Some of the tasks accomplished in this week are -
Configuration Form for saving the configuration of the affiliates_connect settings is completed. Link to the issue - #2976037
As every vendor has a different configuration so configuration form for the plugins is still under development and discussion. Link to the issue - #2977044
Functional Tests for verification of routes defined in the project as suggested by borisson_ is also completed and under review. It also included the functional tests for checking whether product’s data is submitted correctly by affiliates_product add form or not. Tests for deleting & editing the products are also completed under this issue. Link to the issue - #2977377
Tests can increase the velocity without doing too much extra work.
Week 4 - Goals
The basic module development is completed so I will start working on Scraper API and I have done some work this week by doing/implementing some basic level of scraping using various libraries/modules in Node. Link to the repo - scraping-using-node. I have done some studies on Flipkart Affiliate APIs in this repo so I am also working on Flipkart Plugin. I will update my further work in the repo.

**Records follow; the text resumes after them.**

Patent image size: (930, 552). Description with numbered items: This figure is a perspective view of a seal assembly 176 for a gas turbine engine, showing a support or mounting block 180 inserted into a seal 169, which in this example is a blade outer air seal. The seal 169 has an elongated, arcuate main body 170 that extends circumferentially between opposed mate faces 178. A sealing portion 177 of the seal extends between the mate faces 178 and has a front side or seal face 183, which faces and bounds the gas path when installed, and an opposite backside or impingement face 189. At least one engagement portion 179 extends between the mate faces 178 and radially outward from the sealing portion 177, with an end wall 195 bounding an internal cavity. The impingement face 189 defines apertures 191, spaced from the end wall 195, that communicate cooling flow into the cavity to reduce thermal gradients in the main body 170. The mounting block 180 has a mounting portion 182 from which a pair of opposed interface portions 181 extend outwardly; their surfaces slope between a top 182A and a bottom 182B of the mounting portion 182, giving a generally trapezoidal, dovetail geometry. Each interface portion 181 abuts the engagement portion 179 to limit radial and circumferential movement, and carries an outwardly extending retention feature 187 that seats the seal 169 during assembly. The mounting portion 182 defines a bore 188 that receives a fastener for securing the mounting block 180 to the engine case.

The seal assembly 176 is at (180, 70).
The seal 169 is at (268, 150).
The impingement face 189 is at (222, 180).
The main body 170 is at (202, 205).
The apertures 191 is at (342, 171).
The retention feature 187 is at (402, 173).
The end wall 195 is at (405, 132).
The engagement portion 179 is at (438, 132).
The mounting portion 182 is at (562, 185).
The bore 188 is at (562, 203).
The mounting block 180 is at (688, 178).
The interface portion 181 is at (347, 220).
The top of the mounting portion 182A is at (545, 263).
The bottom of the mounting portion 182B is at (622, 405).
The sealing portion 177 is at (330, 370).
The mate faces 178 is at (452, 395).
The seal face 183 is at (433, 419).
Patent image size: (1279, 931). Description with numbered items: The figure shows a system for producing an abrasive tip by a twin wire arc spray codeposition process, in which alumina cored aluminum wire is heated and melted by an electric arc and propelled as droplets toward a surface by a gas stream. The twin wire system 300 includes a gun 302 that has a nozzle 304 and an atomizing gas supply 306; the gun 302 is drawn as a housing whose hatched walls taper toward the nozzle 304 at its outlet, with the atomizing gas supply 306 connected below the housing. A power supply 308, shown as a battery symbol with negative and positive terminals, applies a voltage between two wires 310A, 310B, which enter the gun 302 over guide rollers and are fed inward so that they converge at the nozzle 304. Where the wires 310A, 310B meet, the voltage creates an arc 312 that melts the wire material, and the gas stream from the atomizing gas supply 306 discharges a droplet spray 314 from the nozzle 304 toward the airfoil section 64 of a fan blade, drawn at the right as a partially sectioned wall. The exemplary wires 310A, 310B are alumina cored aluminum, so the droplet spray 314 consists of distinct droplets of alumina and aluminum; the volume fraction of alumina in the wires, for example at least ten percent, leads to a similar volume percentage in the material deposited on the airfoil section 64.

Flow for scraping any e-commerce website content is -
2. After the categories of the products, We can scrape the product category wise and paginate each category till the last page to scrape every product so we need some way to paginate the whole category.
3. We need to scrape the detailed product data so we need to go to each product link and scrape its content.
4. Saving all product’s link to a file for further scraping/updating existing product.
- We need to scrape thousand of products data so it can take a lot of time depending on the implementation so I need to devise the algorithm that takes minimal time in scraping the whole lot of data.